Mark 12:41-44 / Luke 21:1-4…

In examining this event, we must remember the context. Jesus had just pronounced condemnation against the religious leaders. He was about to pronounce judgment against the temple. In between we see Him speaking to His disciples about the giving of the people.

Certainly we see the obvious meaning. Though the rich threw in large sums, it was the widow’s offering that captured Jesus’ attention. It was not the amount the widow gave, but how much she kept back, which was nothing. In that sense the widow gave more proportionately than the rich.

However, Jesus was not simply condemning those who had put in much money. And Jesus was not simply commending the widow who had given it all. He was pointing to what He had just said about the Pharisees (Mark 12:40 / Luke 20:47). This poor woman was an example of how they were exploiting people in the name of ministry. This was against the Law of Moses and the nature of God (Exodus 22:22-24 / Deuteronomy 10:18).

When a religious system would take the last two coins out of a widow’s hand, under the pretense that it pleases God, something is beyond wrong. It is the kind of religious system that does irreparable harm. The religious leaders were abusing the poor. They had invented all sorts of tradition to manipulate the people (Mark 7:11-13). This type of thing was why Jesus was so fired up against the Pharisees. That temple treasury would fall to the ground, and all the trappings of false religion with it. 
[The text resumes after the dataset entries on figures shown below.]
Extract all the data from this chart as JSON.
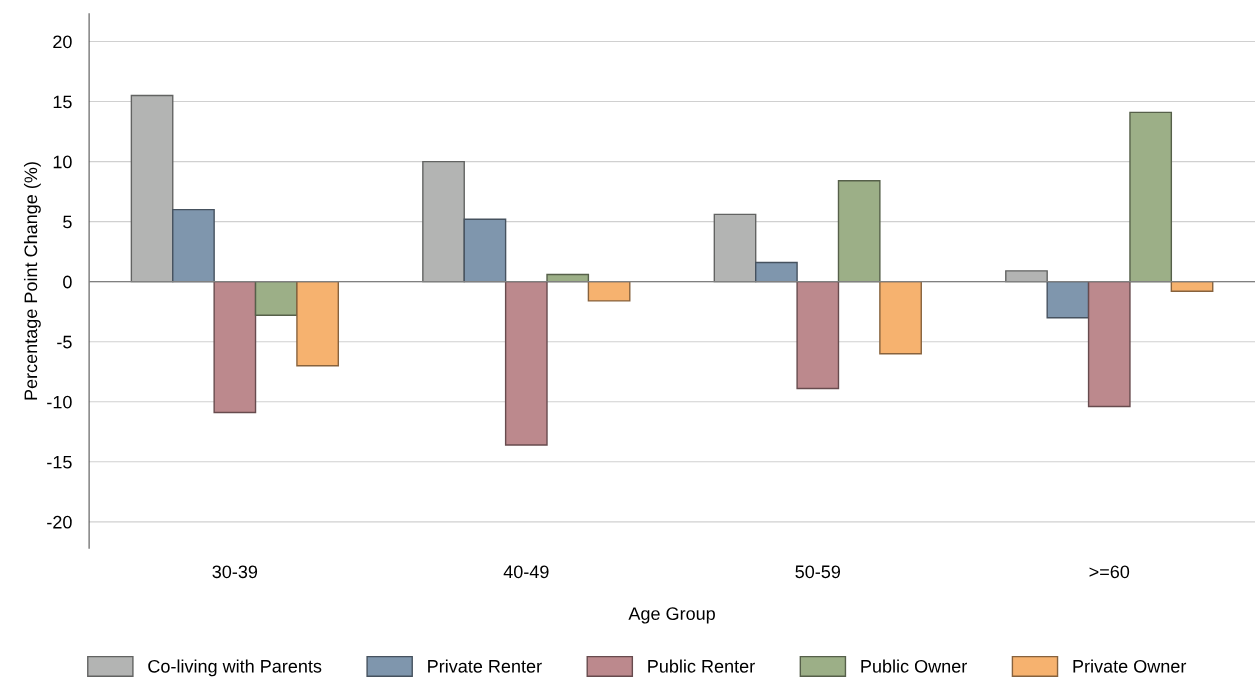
{
  "chart_data": {
    "type": "bar",
    "xlabel": "Age Group",
    "ylabel": "Percentage Point Change (%)",
    "categories": [
      "30-39",
      "40-49",
      "50-59",
      ">=60"
    ],
    "series": [
      {
        "name": "Co-living with Parents",
        "color": "#b3b4b3",
        "values": [
          15.5,
          10.0,
          5.6,
          0.9
        ]
      },
      {
        "name": "Private Renter",
        "color": "#7f96ad",
        "values": [
          6.0,
          5.2,
          1.6,
          -3.0
        ]
      },
      {
        "name": "Public Renter",
        "color": "#bc898d",
        "values": [
          -10.9,
          -13.6,
          -8.9,
          -10.4
        ]
      },
      {
        "name": "Public Owner",
        "color": "#9caf87",
        "values": [
          -2.8,
          0.6,
          8.4,
          14.1
        ]
      },
      {
        "name": "Private Owner",
        "color": "#f6b26f",
        "values": [
          -7.0,
          -1.6,
          -6.0,
          -0.8
        ]
      }
    ],
    "ylim": [
      -22.2,
      22.3
    ],
    "yticks": [
      -20,
      -15,
      -10,
      -5,
      0,
      5,
      10,
      15,
      20
    ],
    "ref_lines": [
      {
        "axis": "y",
        "value": 0,
        "color": "#808080"
      }
    ],
    "grid": "y",
    "legend": "bottom"
  }
}
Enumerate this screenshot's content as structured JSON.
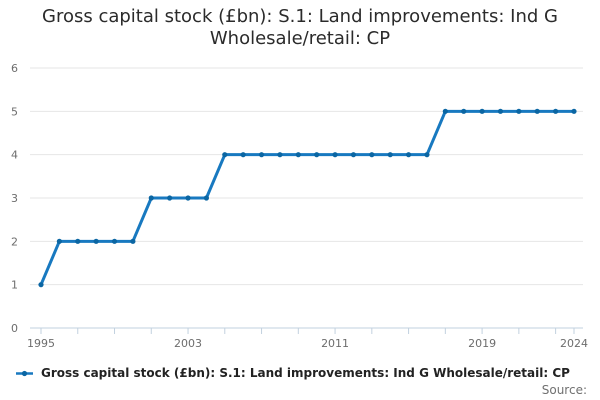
{
  "title_lines": [
    "Gross capital stock (£bn): S.1: Land improvements: Ind G",
    "Wholesale/retail: CP"
  ],
  "legend": {
    "label": "Gross capital stock (£bn): S.1: Land improvements: Ind G Wholesale/retail: CP"
  },
  "source_label": "Source:",
  "colors": {
    "line": "#1879c0",
    "marker": "#0b66a3",
    "grid": "#e6e6e6",
    "axis": "#c2d1df",
    "tick_label": "#6d6d6d",
    "title": "#2b2b2b",
    "source": "#707070"
  },
  "chart_data": {
    "type": "line",
    "title": "Gross capital stock (£bn): S.1: Land improvements: Ind G Wholesale/retail: CP",
    "xlabel": "",
    "ylabel": "",
    "x": [
      1995,
      1996,
      1997,
      1998,
      1999,
      2000,
      2001,
      2002,
      2003,
      2004,
      2005,
      2006,
      2007,
      2008,
      2009,
      2010,
      2011,
      2012,
      2013,
      2014,
      2015,
      2016,
      2017,
      2018,
      2019,
      2020,
      2021,
      2022,
      2023,
      2024
    ],
    "values": [
      1,
      2,
      2,
      2,
      2,
      2,
      3,
      3,
      3,
      3,
      4,
      4,
      4,
      4,
      4,
      4,
      4,
      4,
      4,
      4,
      4,
      4,
      5,
      5,
      5,
      5,
      5,
      5,
      5,
      5
    ],
    "series_name": "Gross capital stock (£bn): S.1: Land improvements: Ind G Wholesale/retail: CP",
    "ylim": [
      0,
      6
    ],
    "yticks": [
      0,
      1,
      2,
      3,
      4,
      5,
      6
    ],
    "xtick_labels": [
      1995,
      2003,
      2011,
      2019,
      2024
    ],
    "xtick_step": 2,
    "grid": true,
    "legend_position": "bottom-left"
  }
}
Doesn’t this remind you of some in the professing church, who pry the pennies from the poor in the name of faith? They victimize the vulnerable. For all intents and purposes they teach that we can buy a blessing. They promise something they cannot deliver, taking the name of God in vain.

The truth is that Jesus does require us to give it all to Him. But in biblical ways, and that doesn’t necessarily mean a vow of poverty or the promise of prosperity to prop up some other ministry. False religion twists the biblical notion of self-sacrifice into a demonic device.

You see, false teachers really are the greatest danger to Christianity.